On an interesting note, however, Halobacteria are a candidate for a life form present on Mars. One of the problems associated with the survival on Mars is the destructive ultraviolet light. Halobacteria have an advantage here. These microorganisms develop a thin crust of salt that can moderate some of the ultraviolet light. Sodium chloride is the most common salt and chloride salts are opaque to short-wave ultraviolet. Their photosynthetic pigment, bacteriorhodopsin, is actually opaque to the longer wavelength ultraviolet (its red color). The obstacle Halobacteria would need to overcome is being able to grow at a low temperature during a presumably short time span when a pool of water could be liquid.
- Ng et al. 2000. Genome sequence of Halobacterium species NRC-1. PNAS vol 92, no 22; 12176-12181
- Walsby, A. E. (1994). Gas vesicles. Microbiol. Mol. Biol. Rev., 58(1), 94-144. Retrieved December 4, 2008, from http://mmbr.asm.org/cgi/content/abstract/58/1/94.

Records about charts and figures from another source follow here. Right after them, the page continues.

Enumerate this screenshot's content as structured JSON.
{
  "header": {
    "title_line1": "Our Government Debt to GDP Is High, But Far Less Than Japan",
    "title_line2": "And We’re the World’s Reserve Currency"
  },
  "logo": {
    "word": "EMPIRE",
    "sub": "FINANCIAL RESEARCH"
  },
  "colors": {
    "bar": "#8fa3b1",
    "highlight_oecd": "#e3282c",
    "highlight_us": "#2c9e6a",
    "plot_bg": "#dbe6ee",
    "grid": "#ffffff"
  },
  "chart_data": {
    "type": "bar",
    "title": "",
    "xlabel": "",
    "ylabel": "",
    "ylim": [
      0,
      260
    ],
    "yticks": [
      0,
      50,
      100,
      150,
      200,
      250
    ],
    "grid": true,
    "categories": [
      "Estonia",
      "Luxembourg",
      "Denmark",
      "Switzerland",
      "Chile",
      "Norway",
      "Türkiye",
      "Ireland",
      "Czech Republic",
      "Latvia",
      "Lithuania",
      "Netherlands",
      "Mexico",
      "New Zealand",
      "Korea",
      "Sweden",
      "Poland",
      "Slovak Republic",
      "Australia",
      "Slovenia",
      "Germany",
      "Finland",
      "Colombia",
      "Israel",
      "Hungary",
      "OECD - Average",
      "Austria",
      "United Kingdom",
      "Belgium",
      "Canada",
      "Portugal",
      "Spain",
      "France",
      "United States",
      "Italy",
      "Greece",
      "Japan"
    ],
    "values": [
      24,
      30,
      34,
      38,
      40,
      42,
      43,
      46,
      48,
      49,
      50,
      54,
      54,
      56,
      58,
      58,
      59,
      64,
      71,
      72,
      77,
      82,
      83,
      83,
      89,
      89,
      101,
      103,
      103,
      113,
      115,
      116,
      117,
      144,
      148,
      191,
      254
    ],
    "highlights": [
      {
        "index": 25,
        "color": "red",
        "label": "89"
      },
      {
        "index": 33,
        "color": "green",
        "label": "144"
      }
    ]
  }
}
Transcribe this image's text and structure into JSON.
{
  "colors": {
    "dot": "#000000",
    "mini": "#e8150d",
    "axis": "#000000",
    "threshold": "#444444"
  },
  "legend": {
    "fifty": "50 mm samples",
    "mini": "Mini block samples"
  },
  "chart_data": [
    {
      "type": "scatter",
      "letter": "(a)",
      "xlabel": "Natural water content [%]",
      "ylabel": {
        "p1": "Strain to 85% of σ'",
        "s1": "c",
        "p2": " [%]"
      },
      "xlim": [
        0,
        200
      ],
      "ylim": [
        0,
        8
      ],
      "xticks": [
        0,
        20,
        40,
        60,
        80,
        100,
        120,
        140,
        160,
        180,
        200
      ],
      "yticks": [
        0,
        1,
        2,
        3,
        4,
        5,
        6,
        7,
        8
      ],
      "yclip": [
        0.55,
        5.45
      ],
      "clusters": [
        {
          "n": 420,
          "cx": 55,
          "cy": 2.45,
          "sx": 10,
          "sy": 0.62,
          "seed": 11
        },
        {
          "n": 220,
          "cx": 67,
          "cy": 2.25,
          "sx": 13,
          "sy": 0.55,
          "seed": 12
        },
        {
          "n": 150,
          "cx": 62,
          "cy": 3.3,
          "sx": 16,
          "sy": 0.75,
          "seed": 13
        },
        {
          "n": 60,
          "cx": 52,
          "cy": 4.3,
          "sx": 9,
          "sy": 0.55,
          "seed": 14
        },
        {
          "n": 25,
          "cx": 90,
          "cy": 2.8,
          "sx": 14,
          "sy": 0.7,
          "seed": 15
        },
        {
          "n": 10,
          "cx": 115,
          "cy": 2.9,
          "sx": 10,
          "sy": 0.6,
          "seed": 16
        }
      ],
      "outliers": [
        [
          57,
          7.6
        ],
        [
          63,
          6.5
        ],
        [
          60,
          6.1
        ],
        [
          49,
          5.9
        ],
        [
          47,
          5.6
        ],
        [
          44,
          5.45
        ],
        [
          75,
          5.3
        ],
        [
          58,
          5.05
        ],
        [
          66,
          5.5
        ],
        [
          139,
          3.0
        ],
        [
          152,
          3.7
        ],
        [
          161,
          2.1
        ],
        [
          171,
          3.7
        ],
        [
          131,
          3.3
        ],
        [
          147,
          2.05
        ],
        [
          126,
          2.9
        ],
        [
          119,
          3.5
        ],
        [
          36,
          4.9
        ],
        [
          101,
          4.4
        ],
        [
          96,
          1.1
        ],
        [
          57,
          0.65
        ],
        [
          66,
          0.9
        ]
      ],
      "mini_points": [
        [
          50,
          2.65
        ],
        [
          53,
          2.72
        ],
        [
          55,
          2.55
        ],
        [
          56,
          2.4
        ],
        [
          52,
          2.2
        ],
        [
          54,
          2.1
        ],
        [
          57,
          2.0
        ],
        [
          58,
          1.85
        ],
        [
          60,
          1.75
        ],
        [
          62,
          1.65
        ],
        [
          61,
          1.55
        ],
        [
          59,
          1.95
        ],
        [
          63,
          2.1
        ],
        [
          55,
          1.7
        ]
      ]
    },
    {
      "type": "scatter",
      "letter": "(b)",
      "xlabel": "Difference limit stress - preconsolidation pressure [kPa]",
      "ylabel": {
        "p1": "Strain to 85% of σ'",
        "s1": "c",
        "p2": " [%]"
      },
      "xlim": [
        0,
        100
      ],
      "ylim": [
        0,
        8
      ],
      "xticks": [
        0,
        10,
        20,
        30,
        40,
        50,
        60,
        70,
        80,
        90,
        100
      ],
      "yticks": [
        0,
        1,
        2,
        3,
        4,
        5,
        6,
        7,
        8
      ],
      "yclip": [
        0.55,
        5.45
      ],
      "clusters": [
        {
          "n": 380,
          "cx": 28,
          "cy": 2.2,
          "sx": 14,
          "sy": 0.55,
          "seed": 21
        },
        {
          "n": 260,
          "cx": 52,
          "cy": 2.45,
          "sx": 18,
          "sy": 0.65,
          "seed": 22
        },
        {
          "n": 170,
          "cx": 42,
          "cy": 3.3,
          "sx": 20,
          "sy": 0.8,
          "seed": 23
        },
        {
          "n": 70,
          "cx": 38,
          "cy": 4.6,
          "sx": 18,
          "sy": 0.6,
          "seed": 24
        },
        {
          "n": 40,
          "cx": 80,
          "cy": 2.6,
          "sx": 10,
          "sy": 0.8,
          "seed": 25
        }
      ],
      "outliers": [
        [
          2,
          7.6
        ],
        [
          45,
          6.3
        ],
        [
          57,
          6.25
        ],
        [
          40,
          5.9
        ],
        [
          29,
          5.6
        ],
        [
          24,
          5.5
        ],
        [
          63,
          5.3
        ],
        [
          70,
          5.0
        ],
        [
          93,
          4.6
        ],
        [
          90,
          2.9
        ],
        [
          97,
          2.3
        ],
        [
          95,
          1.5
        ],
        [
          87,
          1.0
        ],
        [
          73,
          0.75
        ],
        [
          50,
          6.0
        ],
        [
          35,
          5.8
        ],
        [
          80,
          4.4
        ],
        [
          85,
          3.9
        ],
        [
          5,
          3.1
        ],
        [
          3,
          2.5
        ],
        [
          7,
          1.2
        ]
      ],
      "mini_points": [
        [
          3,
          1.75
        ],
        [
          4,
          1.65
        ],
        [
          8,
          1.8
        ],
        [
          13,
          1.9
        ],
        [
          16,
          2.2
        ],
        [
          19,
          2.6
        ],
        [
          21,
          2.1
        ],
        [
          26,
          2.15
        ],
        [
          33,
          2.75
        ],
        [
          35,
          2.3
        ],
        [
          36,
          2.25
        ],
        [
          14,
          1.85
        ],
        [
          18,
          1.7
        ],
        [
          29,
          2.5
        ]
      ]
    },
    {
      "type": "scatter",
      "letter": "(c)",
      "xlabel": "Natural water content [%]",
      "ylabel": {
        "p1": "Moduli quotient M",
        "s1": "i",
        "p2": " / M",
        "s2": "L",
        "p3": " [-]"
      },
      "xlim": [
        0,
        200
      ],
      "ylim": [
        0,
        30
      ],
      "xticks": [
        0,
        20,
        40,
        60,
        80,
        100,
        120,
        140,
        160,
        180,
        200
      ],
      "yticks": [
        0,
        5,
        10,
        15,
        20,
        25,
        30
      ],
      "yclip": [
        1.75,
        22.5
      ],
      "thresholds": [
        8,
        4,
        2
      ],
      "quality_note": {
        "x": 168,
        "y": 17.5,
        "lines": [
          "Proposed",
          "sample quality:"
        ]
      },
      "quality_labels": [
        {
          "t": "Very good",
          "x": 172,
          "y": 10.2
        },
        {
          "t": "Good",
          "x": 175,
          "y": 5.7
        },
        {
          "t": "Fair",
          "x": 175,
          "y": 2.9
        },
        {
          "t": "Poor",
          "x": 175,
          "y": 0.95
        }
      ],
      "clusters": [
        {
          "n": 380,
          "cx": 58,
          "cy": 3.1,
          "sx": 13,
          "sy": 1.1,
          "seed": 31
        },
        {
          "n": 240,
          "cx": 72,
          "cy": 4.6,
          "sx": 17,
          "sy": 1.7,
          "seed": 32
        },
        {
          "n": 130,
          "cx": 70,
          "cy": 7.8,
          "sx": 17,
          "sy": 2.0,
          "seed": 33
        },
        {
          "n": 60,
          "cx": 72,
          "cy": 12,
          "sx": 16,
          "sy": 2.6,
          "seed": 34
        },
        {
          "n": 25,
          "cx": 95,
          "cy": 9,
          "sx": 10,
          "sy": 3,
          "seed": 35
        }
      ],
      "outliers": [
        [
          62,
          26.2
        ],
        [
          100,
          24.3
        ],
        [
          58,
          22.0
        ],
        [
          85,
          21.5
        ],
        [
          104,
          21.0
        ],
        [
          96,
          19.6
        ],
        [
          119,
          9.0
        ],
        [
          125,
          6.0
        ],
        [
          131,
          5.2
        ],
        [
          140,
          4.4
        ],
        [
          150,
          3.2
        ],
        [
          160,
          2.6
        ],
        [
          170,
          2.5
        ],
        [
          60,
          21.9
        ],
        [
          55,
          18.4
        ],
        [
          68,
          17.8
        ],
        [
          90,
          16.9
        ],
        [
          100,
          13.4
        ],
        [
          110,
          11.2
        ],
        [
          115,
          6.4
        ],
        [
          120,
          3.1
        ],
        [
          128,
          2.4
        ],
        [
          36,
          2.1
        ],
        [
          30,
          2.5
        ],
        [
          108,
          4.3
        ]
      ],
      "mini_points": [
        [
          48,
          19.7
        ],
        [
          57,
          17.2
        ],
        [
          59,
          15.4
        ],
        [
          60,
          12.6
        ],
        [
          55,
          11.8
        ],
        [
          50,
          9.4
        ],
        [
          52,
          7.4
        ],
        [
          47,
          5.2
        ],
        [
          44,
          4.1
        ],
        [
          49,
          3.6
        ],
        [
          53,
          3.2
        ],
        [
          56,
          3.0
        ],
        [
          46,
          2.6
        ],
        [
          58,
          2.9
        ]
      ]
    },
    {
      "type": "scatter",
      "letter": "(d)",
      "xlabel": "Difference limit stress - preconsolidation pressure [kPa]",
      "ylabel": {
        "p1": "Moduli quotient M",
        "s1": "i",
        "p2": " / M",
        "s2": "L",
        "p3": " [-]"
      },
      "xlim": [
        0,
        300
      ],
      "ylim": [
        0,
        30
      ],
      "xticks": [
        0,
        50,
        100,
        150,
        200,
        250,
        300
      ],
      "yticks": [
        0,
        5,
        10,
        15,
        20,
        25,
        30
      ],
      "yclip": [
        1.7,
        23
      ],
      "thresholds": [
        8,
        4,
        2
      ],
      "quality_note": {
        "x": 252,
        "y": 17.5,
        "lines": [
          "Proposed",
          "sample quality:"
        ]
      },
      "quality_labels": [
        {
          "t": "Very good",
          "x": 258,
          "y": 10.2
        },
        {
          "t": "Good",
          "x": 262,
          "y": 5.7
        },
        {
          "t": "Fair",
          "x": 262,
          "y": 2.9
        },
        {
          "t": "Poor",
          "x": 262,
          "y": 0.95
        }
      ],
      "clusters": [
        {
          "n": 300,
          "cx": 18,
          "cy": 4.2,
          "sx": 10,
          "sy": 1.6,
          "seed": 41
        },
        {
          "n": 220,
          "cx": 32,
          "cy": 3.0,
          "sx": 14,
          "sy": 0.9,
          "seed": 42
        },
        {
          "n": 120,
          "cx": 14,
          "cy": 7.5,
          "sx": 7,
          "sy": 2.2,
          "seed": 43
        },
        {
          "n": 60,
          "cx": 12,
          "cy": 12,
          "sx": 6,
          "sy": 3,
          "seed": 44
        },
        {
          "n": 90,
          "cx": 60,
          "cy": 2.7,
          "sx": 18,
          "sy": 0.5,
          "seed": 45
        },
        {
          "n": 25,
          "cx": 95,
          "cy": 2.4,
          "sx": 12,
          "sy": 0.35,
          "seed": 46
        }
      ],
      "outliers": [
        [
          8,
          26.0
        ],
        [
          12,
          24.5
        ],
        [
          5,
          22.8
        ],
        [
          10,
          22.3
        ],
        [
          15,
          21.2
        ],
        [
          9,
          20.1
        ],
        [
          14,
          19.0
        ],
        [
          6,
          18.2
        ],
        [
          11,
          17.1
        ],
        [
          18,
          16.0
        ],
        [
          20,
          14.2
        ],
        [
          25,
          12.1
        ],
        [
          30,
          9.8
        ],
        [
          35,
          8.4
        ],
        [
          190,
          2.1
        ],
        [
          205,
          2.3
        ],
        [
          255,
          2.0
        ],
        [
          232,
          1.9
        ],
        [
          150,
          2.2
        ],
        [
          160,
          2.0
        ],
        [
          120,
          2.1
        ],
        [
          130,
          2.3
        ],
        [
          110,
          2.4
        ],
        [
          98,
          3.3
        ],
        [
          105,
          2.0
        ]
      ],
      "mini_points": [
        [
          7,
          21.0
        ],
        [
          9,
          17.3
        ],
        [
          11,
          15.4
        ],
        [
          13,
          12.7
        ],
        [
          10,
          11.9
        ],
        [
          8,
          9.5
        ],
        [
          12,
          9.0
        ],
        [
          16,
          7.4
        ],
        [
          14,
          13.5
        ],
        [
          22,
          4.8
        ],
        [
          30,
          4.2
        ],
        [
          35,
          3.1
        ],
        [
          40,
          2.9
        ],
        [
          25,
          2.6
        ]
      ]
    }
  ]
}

- Landis, Geoffrey A. 2001. Martian Water: Are There Extant Halobacteria on Mars?. Astrobiology vol. 1 no. 2: 161-164.
- Koonin, E.V., K.S. Makarova, and L. Aravind. 2001. Horizontal Gene Transfer in Prokaryotes: Quantification and Classification. Annu. Rev. Microbiol. 55:709-42.
- Hassanshahian M, Mohamadian J. Isolation and characterization of Halobacterium salinarum from saline lakes in Iran. Jundishapur J Microbiol. 2011; 4(Supplement 1): S59-S65.